Reflections on Community Rights from Rural America is a monthly column by CR activist and organizer Curt Hubatch. Curt is an unschooling father of two young children and one young adult. Currently he works as a substitute rural letter carrier for the USPS. He lives in a cordwood house that he built with his wife, family, and friends in Northwestern Wisconsin.


As a father who wants his children to inherit a livable planet full of potential and possibility,
this statement written by Thomas Jefferson in the Declaration of Independence has great significance:

He [the king] has refused his Assent to Laws, the most wholesome and necessary for the public Good.” 

In today’s terms, the king’s priority wasn’t supporting the public good.

I read a statement recently by Tom Goldtooth who does care about the public good. He is executive director of the Indigenous Environmental Network (IEN) and has been fighting for a better world for Indian and nonindian people most of his life. Paraphrasing him he said, we are at war with the earth and need to keep the remaining oil in the ground.

Tom is an active, traditional Native American elder. When a guy like this talks, you sit up, pay attention, and listen… at least I do.

Like Tom Goldtooth (Listen to him HERE) I think most of us know at some level that we are at war with what gives us life. We’ve known we are at war….. since we were children. However, over time we’ve had it conditioned out of us, and business interests and bottom-line thinking have won the day.

I believe that the reality of our current environmental predicament – pick your poison: climate destabilization, human overpopulation, accelerated species extinction – has brought us to a second revolution in our country’s history. As hard as it is to imagine it is as equal to the first American Revolution, it is one that future generations, if there are any, will learn and talk about as we did about the first American Independence movement and Revolution.

The world has blown open the window to revolution. There is no reversing the irreversible. We as a species and nation can only adapt to an ever increasingly chaotic and collapsing world. We cannot go on thinking and acting like we have since the dawn of civilization and believing that it is the greatest and best way to live.

You might be wondering where my facts and stats are in this column. I’m not including any, because I’m speaking to the part of me and you that knows the truth. To the small part that doesn’t take a chance to speak its truth as to how we feel. Tragically we feel justifiably powerless in our public and private thoughts much of the time.
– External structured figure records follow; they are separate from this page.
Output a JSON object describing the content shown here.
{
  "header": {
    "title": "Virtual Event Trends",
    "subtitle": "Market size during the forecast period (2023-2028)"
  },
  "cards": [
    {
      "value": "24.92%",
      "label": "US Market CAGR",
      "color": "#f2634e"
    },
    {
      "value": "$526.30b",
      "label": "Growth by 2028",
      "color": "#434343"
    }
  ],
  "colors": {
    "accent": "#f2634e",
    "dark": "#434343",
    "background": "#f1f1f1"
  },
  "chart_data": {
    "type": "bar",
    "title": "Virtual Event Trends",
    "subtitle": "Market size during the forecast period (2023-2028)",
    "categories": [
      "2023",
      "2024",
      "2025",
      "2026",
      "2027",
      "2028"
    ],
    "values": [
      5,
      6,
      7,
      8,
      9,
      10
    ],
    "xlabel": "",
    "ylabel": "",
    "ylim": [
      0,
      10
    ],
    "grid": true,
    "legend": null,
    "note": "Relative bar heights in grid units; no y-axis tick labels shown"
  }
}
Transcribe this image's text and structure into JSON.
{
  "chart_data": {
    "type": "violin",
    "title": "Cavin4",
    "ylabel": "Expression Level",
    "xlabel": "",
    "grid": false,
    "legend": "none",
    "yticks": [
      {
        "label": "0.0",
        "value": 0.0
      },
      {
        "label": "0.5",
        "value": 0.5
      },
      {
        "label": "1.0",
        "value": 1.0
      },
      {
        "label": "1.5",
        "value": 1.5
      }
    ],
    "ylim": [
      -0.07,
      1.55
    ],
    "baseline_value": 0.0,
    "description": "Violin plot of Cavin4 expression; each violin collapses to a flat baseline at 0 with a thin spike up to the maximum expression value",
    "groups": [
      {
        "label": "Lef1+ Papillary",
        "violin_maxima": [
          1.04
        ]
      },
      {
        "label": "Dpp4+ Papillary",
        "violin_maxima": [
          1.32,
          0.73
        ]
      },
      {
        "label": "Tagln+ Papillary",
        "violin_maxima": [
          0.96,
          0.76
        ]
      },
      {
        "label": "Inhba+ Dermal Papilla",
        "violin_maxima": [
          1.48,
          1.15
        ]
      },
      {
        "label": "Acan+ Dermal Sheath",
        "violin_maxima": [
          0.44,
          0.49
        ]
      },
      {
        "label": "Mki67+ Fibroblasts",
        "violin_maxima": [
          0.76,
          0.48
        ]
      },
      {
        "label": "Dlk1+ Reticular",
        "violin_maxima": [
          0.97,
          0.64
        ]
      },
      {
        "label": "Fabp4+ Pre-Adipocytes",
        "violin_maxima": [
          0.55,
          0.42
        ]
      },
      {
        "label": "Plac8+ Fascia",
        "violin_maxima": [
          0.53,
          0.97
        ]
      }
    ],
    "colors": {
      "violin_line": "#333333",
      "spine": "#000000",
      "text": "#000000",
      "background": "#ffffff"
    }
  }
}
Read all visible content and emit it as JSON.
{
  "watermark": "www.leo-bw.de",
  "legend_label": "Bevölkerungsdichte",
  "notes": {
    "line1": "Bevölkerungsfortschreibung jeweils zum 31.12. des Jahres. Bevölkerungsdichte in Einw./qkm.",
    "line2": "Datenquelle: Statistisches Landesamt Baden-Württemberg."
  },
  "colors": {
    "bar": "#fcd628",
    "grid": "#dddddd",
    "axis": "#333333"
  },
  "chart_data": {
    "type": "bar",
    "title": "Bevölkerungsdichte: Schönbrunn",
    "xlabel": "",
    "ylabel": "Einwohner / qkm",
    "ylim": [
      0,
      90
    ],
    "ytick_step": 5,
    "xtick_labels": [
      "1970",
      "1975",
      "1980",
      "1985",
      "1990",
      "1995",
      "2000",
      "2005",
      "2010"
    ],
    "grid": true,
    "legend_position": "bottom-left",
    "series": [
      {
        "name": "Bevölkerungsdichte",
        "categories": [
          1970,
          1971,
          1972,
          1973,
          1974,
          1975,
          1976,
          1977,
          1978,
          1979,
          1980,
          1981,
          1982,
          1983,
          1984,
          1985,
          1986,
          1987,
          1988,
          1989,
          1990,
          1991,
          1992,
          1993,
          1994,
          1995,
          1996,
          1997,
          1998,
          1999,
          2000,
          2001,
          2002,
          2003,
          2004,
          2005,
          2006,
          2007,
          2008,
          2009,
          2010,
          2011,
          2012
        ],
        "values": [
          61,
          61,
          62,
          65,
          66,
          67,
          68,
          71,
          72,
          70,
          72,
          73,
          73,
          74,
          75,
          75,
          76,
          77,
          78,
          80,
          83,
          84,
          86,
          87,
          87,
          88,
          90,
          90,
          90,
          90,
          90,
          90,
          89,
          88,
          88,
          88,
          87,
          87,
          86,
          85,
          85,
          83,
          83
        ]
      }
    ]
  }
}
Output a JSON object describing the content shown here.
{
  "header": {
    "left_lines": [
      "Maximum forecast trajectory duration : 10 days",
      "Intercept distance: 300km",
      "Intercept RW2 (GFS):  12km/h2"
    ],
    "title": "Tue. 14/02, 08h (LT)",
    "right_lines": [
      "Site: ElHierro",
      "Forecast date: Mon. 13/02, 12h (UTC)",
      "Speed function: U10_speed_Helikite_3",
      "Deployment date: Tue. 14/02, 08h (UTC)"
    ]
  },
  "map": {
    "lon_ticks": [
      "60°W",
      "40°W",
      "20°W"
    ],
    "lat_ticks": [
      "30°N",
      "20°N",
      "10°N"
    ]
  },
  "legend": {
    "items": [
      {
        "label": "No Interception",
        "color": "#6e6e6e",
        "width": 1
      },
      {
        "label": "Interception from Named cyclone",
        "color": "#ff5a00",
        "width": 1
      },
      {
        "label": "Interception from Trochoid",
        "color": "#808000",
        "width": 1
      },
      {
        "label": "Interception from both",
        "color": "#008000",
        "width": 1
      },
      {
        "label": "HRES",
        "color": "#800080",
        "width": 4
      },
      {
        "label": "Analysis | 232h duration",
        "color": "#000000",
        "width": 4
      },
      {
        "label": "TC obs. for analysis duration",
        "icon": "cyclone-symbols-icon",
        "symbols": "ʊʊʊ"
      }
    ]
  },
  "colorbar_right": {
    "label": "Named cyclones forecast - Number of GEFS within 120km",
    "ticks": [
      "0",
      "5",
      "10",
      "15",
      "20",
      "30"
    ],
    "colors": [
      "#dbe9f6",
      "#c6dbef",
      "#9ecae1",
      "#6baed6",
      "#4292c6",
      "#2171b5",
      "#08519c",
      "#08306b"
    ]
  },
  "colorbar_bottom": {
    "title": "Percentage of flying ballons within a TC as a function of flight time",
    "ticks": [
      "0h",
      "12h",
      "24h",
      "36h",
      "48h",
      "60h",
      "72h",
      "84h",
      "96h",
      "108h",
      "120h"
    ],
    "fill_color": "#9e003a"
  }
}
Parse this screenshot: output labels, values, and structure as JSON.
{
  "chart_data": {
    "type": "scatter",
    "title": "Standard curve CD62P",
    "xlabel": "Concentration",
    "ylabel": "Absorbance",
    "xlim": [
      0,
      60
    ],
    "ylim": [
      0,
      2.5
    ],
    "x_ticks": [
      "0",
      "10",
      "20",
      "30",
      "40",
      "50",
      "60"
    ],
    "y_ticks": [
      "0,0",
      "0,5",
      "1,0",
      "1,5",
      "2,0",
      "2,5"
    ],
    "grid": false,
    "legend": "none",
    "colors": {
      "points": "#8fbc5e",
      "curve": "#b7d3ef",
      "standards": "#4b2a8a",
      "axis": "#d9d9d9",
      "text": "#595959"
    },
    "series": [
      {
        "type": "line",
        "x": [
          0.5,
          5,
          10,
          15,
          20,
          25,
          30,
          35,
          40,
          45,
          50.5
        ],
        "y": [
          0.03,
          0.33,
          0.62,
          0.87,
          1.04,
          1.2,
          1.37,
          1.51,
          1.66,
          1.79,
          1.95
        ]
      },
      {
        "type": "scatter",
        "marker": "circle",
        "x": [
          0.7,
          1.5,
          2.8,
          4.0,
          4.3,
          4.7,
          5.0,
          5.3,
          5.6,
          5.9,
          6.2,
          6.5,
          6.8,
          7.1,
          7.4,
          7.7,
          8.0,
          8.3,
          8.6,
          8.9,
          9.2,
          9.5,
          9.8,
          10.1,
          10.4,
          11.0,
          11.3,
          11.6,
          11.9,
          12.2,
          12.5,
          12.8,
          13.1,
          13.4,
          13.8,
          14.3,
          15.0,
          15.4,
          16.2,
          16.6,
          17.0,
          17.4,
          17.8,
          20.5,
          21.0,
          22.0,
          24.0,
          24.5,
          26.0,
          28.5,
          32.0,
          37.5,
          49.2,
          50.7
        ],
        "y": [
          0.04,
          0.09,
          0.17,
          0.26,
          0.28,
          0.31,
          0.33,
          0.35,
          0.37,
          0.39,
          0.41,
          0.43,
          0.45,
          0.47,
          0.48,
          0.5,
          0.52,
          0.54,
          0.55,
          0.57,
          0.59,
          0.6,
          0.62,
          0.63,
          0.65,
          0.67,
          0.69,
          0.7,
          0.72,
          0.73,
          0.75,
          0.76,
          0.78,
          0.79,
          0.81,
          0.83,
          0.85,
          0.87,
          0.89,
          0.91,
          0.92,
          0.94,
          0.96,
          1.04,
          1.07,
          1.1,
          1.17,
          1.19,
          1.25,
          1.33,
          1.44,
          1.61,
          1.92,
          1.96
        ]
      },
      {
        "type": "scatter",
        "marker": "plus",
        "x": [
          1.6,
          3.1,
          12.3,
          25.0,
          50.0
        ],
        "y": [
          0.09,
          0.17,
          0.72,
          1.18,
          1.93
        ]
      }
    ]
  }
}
But is it true that we are powerless?

Let’s look at the Declaration of Independence and the first charge against The King of England. I’m suggesting we are very much in the same situation as the radicals and revolutionaries were prior to 1776. Our government and our crumbling institutions, like then the King of England, care little about the public good.

If we are ever going to come up with a resilient, regenerative, and sustainable system of government and economics, we will have to assert our Right to Local, Community Self-Government. Over 200 communities and counting have successfully done this in the United States. They have said that they have the right to enact and enforce laws that protect their health, safety, and welfare. And they, along with the ones that have failed to successfully pass an ordinance or charter stating this right, have faced immense pressure from, not The King of England, but from the state and federal levels of government of the greatest democracy on earth! A tragic example of this is Grant Township Pennsylvania. In theory in this democracy, The Sovereign, that’s us, have the same governing authority as the king once did. The state– maybe empire is a more fitting term– has used The Rule of Law to squash – sometimes successfully, sometimes not – citizen initiatives to fend off big corporate projects that run contrary to the community’s vision of economic and environmental sustainability.

Thankfully the revolutionaries and founders declared what they declared and made a document out of it. Governments, in their eyes, were to be instituted to protect yes, property, but also the health, safety, and welfare of We The People. And when our governing institutions fail to do so, well, there’s another statement in the Declaration that will not leave me alone:

Governments are instituted among Men, deriving their just powers from the consent of the governed, —That whenever any Form of Government becomes destructive of these ends, it is the Right of the People to alter or to abolish it, and to institute new Government, laying its foundation on such principles and organizing its powers in such form, as to them shall seem most likely to effect their Safety and Happiness.

It’s time for the small part of us that knows the truth—we’ve been feeling powerless—to acknowledge that statement, be courageous, and fight to make it real in our lives. Acknowledge that we are at the beginning of a movement that is willing to do whatever it takes to fundamentally alter our form of government. Dusting off the Declaration of Independence and becoming better acquainted with this document can lead to it becoming powerful rather than anemic in our lives.

One thing we can do, at this stage of the game, is become more than one person. Stand with another in the places we live and start to take actionable steps like enacting and enforcing common sense laws like the revolutionaries that helped shape the Declaration of Independence, and like citizens are currently doing in the over 200 communities across the United States. Mandating what We The People want from below and not complying to a corporate minority’s dictates from above.